We apologised profusely and came back to the room and will see him again at 9am tomorrow.

We are glad tomorrows trip is by taxi but totally realise today’s would have been too tough going for a cars suspension.

Just watched a Kathakali video.

Think we had a lucky escape.

We had a late dinner at Kurnji restaurant just nearby where we had a fabulous lunch on our first day. It’s always busy, great value and a bit chaotic but we love it.

Another great day of incredible scenery and looking forward to tomorrows trip.

More of fabulous Munnar

12.2.19

Feeling refreshed and raring to go this morning and John has been for a run.

He had good news yesterday that his dad is going to be sent home at the weekend as they have stabilised his kidney function.

Mr P, who I now know is called Palini collected us promptly at 9am.
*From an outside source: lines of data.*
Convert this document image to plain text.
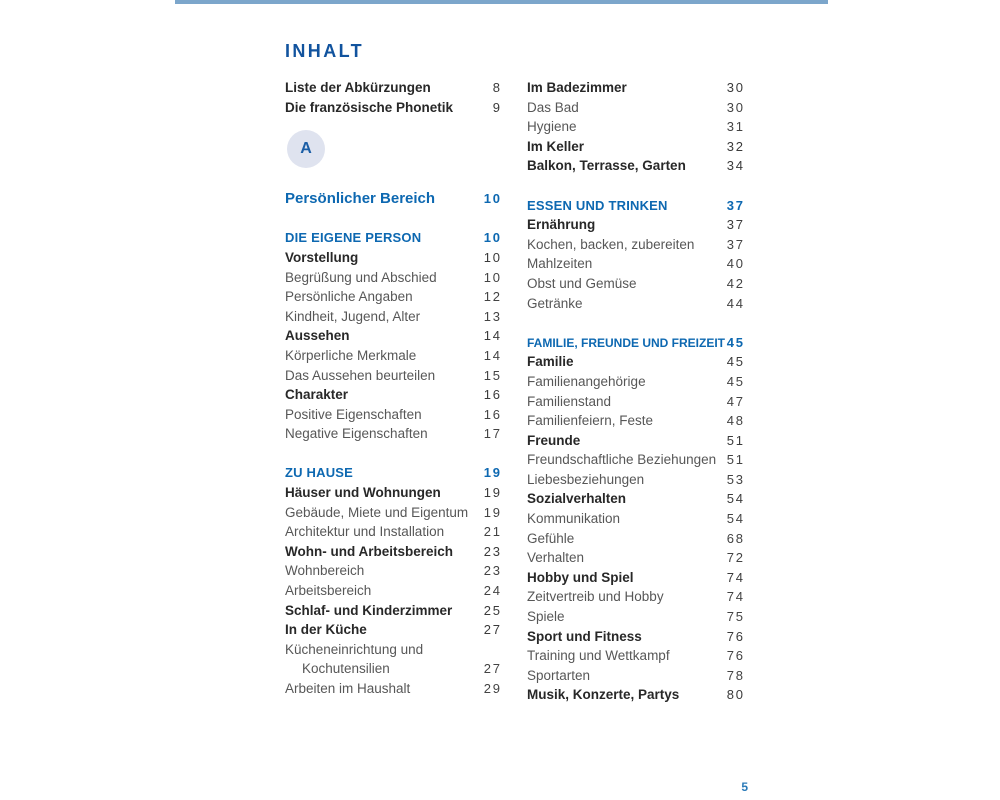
INHALT
Liste der Abkürzungen	8
Die französische Phonetik	9
A
Persönlicher Bereich	10
DIE EIGENE PERSON	10
Vorstellung	10
Begrüßung und Abschied	10
Persönliche Angaben	12
Kindheit, Jugend, Alter	13
Aussehen	14
Körperliche Merkmale	14
Das Aussehen beurteilen	15
Charakter	16
Positive Eigenschaften	16
Negative Eigenschaften	17
ZU HAUSE	19
Häuser und Wohnungen	19
Gebäude, Miete und Eigentum 19
Architektur und Installation	21
Wohn- und Arbeitsbereich 23
Wohnbereich	23
Arbeitsbereich	24
Schlaf- und Kinderzimmer 25
In der Küche	27
Kücheneinrichtung und
Kochutensilien	27
Arbeiten im Haushalt	29
Im Badezimmer	30
Das Bad	30
Hygiene	31
Im Keller	32
Balkon, Terrasse, Garten	34
ESSEN UND TRINKEN	37
Ernährung	37
Kochen, backen, zubereiten 37
Mahlzeiten	40
Obst und Gemüse	42
Getränke	44
FAMILIE, FREUNDE UND FREIZEIT 45
Familie	45
Familienangehörige	45
Familienstand	47
Familienfeiern, Feste	48
Freunde	51
Freundschaftliche Beziehungen 51
Liebesbeziehungen	53
Sozialverhalten	54
Kommunikation	54
Gefühle	68
Verhalten	72
Hobby und Spiel	74
Zeitvertreib und Hobby	74
Spiele	75
Sport und Fitness	76
Training und Wettkampf	76
Sportarten	78
Musik, Konzerte, Partys	80
5
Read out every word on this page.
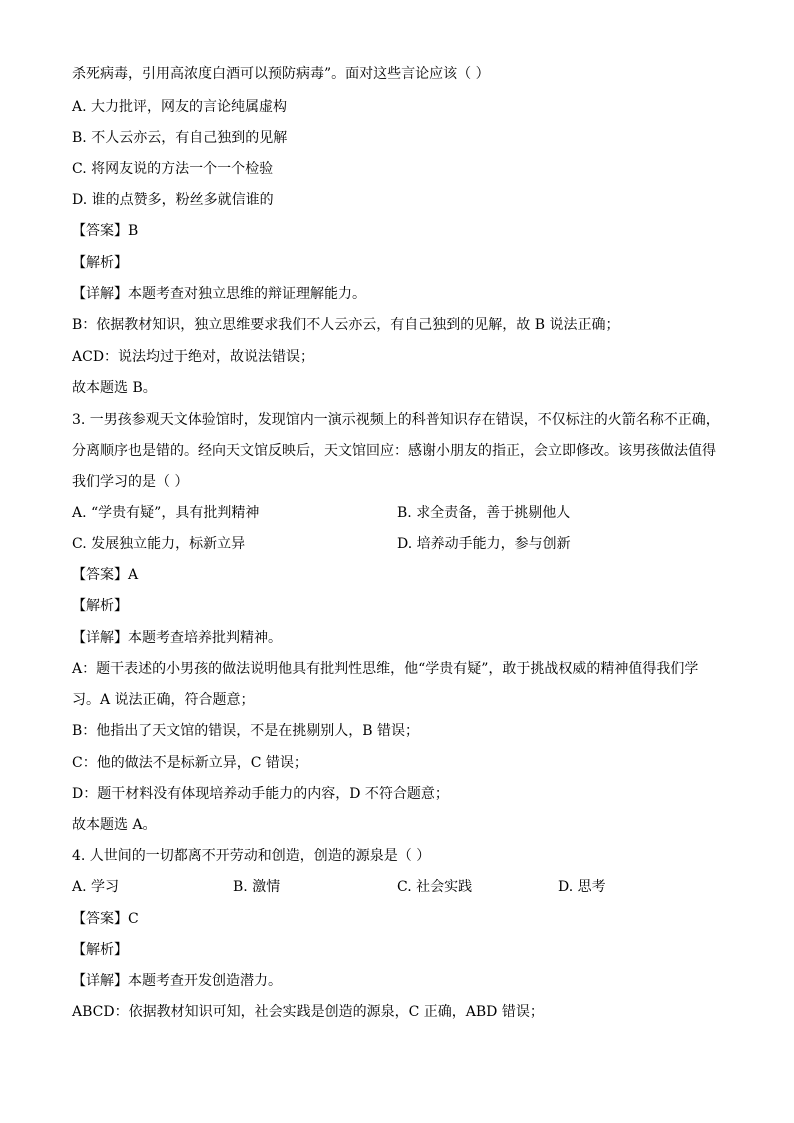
杀死病毒，引用高浓度白酒可以预防病毒”。面对这些言论应该（ ）
A. 大力批评，网友的言论纯属虚构
B. 不人云亦云，有自己独到的见解
C. 将网友说的方法一个一个检验
D. 谁的点赞多，粉丝多就信谁的
【答案】B
【解析】
【详解】本题考查对独立思维的辩证理解能力。
B：依据教材知识，独立思维要求我们不人云亦云，有自己独到的见解，故 B 说法正确；
ACD：说法均过于绝对，故说法错误；
故本题选 B。
3. 一男孩参观天文体验馆时，发现馆内一演示视频上的科普知识存在错误，不仅标注的火箭名称不正确，
分离顺序也是错的。经向天文馆反映后，天文馆回应：感谢小朋友的指正，会立即修改。该男孩做法值得
我们学习的是（ ）
A. “学贵有疑”，具有批判精神	B. 求全责备，善于挑剔他人
C. 发展独立能力，标新立异	D. 培养动手能力，参与创新
【答案】A
【解析】
【详解】本题考查培养批判精神。
A：题干表述的小男孩的做法说明他具有批判性思维，他“学贵有疑”，敢于挑战权威的精神值得我们学
习。A 说法正确，符合题意；
B：他指出了天文馆的错误，不是在挑剔别人，B 错误；
C：他的做法不是标新立异，C 错误；
D：题干材料没有体现培养动手能力的内容，D 不符合题意；
故本题选 A。
4. 人世间的一切都离不开劳动和创造，创造的源泉是（ ）
A. 学习	B. 激情	C. 社会实践	D. 思考
【答案】C
【解析】
【详解】本题考查开发创造潜力。
ABCD：依据教材知识可知，社会实践是创造的源泉，C 正确，ABD 错误；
Our first stop was the tea museum.

After a lot of kerfuffle they managed to get the projector and sound working at the same time!

The film was called New Roads, Old Mountains and followed the history of Munnar right back to British explorers surveying the hills, tribal groups, transformation of the hills with tea plants, development of the railway, history of plantation owners to the current Kanan Devan Hills Plantation. Over 80% of the company is now owned by the workers themselves, they receive housing, health care, community initiatives and real work and activity projects for the differently abled.

The plantations only cover 30% of the Munnar hills so that wildlife is protected.

Next we went upstairs for what we thought was a talk about tea production but was in fact a very hard to understand lecture about the benefits of drinking green tea. I must admit it has inspired me to give it a go and I fancy buying a green tea bottle with built in strainer before we head back home.

We continued our journey past elephant mountain.

We passed Evranakulam wildlife park, it isn’t breeding season, it’s birthing season which makes much more sense than being closed for breeding!

Onwards through huge tea plantations. It all has a much better meaning since the video and knowing the workers are co owners is just great.

We’ve seen so many of these brown jeeps, they transport plantation workers.

From here we drove to some waterfalls

Next we were entering Chinnar National Park area, through a sandalwood forest.

Time for lunch, we stopped in a buzzing little town Maryoor, at a place recommended by Palini

Another thali for John, no banana leaf today. I had very tasty chicken noodles.

We drove on to the Chinnar National Park ticket office (615 rupees each. We had a choice of a culture walk or waterfall walk. We opted for culture.

We had our own personal guide for our 2 hour stroll. It was nicer than Periyar (no Russians for a start ) as he took the time to point out different trees.

We saw 2 burial tombs and a wall painting, both 5000 years B. C. Unfortunately some paintings are very hard to see now as washed out by the rain.

We heard lots of birds, saw a chipmunk, lizards, and a large black and white squirrel. Not masses of wildlife but worth the trip for the views and trees.

On our way back we stopped and saw brown sugar being made from cane.

Palini brought us back to Munnar via the scenic route. We saw numerous plantations, sugar cane, bananas, cocoa, tapioca, sweet corn and figs.

We asked him to drop us off in town as we need internet to pay some bills back home. Weirdly our Airtel mobile internet doesn’t work anywhere outside of Munnar main town.

Walking back from town was a nightmare in the dark, its such a short walk it doesn’t warrant a tuk tuk but there’s no pavement, no streetlights and pot holes everywhere.

We stopped and booked a taxi for tomorrow morning.We are heading to the train station at Ernakulam. It is another 3 and a half hour trip, then we have a 4 hour train journey to Kozhikode in the north of Kerala.

We got back to JJs and collected our laundry.

14 pieces went in. 15 came back but 2 weren’t ours and they couldn’t find what was missing and we have no idea what it might be.

We ate in Kurunji again, excellent as usual.

It’s going to be a long day tomorrow, just hope it all goes smoothly.